Pemerintah Hanya Andalkan Industri Rokok

Realisasi penerimaan pajak tahun ini memang banyak yang meleset dari target. Malah, hingga akhir Oktober, realisasi penerimaan pajak masih berkisar 57%. Ini tentu masih terlampau jauh untuk mencapai target. Karena hal ini, kemudian Sigit Pramudito selaku Dirjen Pajak memilih mundur karena merasa gagal merealisasikan target penerimaan dari sektor pajak.

Belum maksimalnya penerimaan pajak tahun ini memang disebabkan beberapa faktor, salah satunya adalah kondisi perekonomian yang sedang tidak baik. Untuk itu pemerintah kemudian telah menelurkan beberapa paket kebijakan ekonomi yang berisi soal deregulasi dan efisiensi birokrasi bagi para pengusaha untuk menjalankan usahanya di Indonesia.

Namun kebijakan itu hanya untuk industri selain rokok. Untuk industri ini, alih-alih meringankan beban industri, pemerintah kembali memberinkan peran penting padanya untuk menambal kekurangan pendapatan. Jika industri lain dipermudah dan diberi keringanan pajak, lagi-lagi industri rokok tidak mendapatkan itu.

Tahun ini saja, pemerintah menaikan pajak pertambahan nilai untuk industri rokok, ini tentu diluar kenaikan cukai yang sudah dipastikan sejak tahun lalu. Meski ppn ini tidak dibebankan langsung pada industri, tapi tetap saja memberi dampak kepada industri karena bisa menurunkan tingkat pembelian masyarakat.

Contoh lainnya, tentu selalu diandalkannya cukai rokok sebagai penambal realisasi penerimaan negara dari sektor cukai. Dirjen Bea dan Cukai Heru Pambudi, akhir tahun ini, menaruh harapan besar kepada cukai rokok untuk menutup segala kekuarangan dari realisasi penerimaan yang menjadi target mereka.

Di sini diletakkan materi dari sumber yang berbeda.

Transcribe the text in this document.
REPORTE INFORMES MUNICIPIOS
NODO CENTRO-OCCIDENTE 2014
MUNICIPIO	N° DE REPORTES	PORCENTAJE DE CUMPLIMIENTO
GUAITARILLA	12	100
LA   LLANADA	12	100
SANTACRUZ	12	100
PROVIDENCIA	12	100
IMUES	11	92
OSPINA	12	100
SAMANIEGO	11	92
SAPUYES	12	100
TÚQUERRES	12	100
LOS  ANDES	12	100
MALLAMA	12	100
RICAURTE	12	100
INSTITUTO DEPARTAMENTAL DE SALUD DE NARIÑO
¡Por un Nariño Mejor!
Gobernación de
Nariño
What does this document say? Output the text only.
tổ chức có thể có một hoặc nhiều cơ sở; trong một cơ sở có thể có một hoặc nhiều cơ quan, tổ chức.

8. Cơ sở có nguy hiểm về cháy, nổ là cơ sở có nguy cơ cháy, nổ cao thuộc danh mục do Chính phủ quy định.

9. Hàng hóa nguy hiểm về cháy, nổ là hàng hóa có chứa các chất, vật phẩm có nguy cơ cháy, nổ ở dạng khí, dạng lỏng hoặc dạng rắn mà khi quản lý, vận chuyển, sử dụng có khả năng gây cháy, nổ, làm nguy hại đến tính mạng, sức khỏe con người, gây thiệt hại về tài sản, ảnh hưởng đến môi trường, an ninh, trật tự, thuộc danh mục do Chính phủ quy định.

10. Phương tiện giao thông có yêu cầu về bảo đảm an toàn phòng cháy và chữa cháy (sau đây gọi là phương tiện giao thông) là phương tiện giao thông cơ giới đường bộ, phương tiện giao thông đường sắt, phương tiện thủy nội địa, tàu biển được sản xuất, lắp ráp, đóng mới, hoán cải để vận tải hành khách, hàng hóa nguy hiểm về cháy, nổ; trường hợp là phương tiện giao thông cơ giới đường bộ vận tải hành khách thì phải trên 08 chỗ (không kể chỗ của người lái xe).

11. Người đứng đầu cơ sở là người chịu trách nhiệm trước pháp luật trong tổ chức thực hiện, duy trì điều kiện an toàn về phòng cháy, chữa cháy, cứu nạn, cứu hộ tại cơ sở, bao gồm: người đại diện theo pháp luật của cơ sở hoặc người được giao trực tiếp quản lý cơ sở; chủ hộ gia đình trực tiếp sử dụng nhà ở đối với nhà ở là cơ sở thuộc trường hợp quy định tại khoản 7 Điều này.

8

Karena memang realisasi penerimaan dari bea dan cukai hingga bulan 11 masih berkisar 71-72%, yang berarti masih kurang sekitar Rp 55 triliun untuk mencapai target Rp 194,99 triliun. Dari jumlah tersebut, pemerintah memberi porsi pada industri rokok untuk menyumbang sekitar Rp 120 trilun.

Dirjen Bea dan Cukai sendiri memilliki keyakinan kalau akan ada kontribusi besar dari industri rokok di bulan Desember ini. Keyakinan tersebut didasari pengalaman kalau di bulan Desember industri akan menyerap banyak pita cukai untuk kebutuhan produksi mereka di awal tahun. Apalagi pemerintah telah membuat kebijakan kalau tahun depan akan ada rata-rata kenaikan 11% untuk cukai rokok.

Apabila kebijakan cukai rokok ini berjalan lancar sesuai rencana, Dirjen Bea Cukai optimis realisasi penerimaan dari sektor ini bisa mencapai 92%, yang tentu saja kalau pun berhasil ada peran besar dari industri rokok.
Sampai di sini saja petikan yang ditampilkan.